O nível de contas em atraso e outros débitos vencidos que geram pendências em bancos e cartórios não para de crescer no Rio Grande do Sul. Os dados mais recentes, referentes a maio, mostram que a escalada da inadimplência mantém o ritmo ascendente. O Indicador da Inadimplência da CDL Porto Alegre mostra que, além de mais pessoas físicas na Capital e no Estado entrarem na lista de inadimplentes, também houve retorno da alta na porção de empresas com atrasos em território estadual.

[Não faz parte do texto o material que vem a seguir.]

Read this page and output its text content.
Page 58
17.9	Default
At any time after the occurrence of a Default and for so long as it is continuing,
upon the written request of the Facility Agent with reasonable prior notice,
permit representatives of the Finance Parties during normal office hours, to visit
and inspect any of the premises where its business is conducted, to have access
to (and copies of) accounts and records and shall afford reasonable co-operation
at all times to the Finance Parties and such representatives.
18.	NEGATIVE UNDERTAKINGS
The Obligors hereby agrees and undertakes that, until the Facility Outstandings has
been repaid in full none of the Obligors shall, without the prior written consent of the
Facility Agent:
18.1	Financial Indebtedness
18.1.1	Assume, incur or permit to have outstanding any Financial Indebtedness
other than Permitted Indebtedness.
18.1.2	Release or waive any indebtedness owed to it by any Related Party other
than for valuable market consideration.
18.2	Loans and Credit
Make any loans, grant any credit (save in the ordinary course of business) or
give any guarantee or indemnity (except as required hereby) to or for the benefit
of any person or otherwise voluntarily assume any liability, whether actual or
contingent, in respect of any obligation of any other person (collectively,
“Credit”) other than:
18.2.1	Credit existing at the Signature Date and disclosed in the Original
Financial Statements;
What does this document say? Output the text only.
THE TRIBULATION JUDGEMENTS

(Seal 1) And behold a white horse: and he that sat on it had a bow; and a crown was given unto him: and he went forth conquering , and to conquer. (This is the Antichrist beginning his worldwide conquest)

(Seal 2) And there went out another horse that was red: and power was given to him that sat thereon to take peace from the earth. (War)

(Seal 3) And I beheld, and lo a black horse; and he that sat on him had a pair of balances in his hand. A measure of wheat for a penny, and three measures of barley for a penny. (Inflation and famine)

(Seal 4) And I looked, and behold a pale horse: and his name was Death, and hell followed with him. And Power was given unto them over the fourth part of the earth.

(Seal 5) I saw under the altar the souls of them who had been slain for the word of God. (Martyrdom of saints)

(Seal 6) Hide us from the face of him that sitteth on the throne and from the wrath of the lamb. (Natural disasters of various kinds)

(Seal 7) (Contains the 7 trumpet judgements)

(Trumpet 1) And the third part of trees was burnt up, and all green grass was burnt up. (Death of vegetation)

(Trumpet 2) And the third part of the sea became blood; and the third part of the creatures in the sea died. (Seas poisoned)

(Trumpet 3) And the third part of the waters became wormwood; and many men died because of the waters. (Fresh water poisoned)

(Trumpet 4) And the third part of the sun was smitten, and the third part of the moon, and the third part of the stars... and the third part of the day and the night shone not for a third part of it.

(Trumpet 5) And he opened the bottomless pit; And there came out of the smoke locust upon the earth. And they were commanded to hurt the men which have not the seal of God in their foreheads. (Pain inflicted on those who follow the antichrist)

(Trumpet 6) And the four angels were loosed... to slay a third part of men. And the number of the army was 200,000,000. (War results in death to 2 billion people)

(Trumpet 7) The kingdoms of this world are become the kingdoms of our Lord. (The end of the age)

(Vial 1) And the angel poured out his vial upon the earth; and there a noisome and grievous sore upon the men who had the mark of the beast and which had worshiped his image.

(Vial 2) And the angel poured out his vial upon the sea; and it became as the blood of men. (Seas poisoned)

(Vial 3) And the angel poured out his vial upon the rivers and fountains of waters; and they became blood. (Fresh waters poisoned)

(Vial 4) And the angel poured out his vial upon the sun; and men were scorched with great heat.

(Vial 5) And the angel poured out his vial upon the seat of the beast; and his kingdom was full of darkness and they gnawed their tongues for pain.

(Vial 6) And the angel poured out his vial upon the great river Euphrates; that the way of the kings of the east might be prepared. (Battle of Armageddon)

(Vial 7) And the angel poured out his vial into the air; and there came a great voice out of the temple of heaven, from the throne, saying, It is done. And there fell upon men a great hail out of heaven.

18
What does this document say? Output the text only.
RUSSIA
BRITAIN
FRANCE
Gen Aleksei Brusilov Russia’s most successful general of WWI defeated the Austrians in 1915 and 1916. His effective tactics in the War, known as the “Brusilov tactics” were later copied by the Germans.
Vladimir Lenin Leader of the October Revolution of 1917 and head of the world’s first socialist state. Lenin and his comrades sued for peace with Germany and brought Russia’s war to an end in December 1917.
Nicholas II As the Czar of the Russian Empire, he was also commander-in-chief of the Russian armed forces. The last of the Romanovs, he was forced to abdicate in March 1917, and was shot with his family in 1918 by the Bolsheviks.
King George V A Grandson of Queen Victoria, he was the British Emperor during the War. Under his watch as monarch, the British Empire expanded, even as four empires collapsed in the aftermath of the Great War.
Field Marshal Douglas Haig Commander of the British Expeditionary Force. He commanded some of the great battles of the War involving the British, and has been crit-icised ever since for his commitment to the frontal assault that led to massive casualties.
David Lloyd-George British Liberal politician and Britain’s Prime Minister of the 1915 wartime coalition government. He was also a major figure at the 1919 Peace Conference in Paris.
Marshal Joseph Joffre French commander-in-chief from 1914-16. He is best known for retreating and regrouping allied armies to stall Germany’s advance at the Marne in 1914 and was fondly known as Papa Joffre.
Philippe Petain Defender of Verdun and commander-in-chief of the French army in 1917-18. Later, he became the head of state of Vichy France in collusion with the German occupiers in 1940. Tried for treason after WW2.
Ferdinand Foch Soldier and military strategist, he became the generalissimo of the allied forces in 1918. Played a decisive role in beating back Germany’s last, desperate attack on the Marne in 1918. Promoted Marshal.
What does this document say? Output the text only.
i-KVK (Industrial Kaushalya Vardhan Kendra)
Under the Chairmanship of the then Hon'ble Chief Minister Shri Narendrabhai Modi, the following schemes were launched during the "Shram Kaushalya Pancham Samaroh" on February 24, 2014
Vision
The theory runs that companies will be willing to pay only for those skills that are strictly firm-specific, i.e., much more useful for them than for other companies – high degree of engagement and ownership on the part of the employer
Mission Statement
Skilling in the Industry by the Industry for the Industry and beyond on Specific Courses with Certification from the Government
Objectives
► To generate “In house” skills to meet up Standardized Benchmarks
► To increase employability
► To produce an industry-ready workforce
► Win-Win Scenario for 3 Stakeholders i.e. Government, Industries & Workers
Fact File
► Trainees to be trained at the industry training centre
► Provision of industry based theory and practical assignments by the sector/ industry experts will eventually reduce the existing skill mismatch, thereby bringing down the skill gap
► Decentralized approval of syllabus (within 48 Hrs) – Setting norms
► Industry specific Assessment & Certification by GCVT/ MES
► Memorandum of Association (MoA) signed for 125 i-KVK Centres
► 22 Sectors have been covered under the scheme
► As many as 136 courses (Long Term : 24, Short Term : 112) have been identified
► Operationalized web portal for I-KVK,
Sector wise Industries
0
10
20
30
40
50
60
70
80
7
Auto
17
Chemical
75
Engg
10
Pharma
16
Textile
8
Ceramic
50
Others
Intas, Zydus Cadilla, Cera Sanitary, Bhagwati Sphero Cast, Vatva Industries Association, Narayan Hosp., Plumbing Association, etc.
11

LEIA MAIS: Com juro subindo, inadimplência bate novo recorde no RS
"O ambiente de negócios enfrenta obstáculos como crédito caro, elevação de impostos e impactos remanescentes da enchente de 2024”, elenca o economista-chefe da CDL-POA, Oscar Frank, em nota, para traduzir o que está por trás das taxas ascendentes.
A série é baseada nos dados da Equifax/Boa Vista, serviço que é usado para análise e aprovação de crédito para varejistas. A fatia de consumidores residentes no Rio Grande do Sul com atraso de contas passou a 34,78%, mais de um terço das pessoas acima de 18 anos, 0,51 ponto percentual superior ao de abril, que ficou em 34,27%.
Em Porto Alegre, o indicador rompeu a barreira de 35%, chegando a 35,21% (mais 0,37 ponto), depois de bater em 34,84% no mês anterior. Na Capital, destacou a CDL-POA, a elevação completa 11 meses consecutivos.
São quase 3 milhões de CPFs inadimplentes no Estado, e 378,4 mil entre porto-alegrenses.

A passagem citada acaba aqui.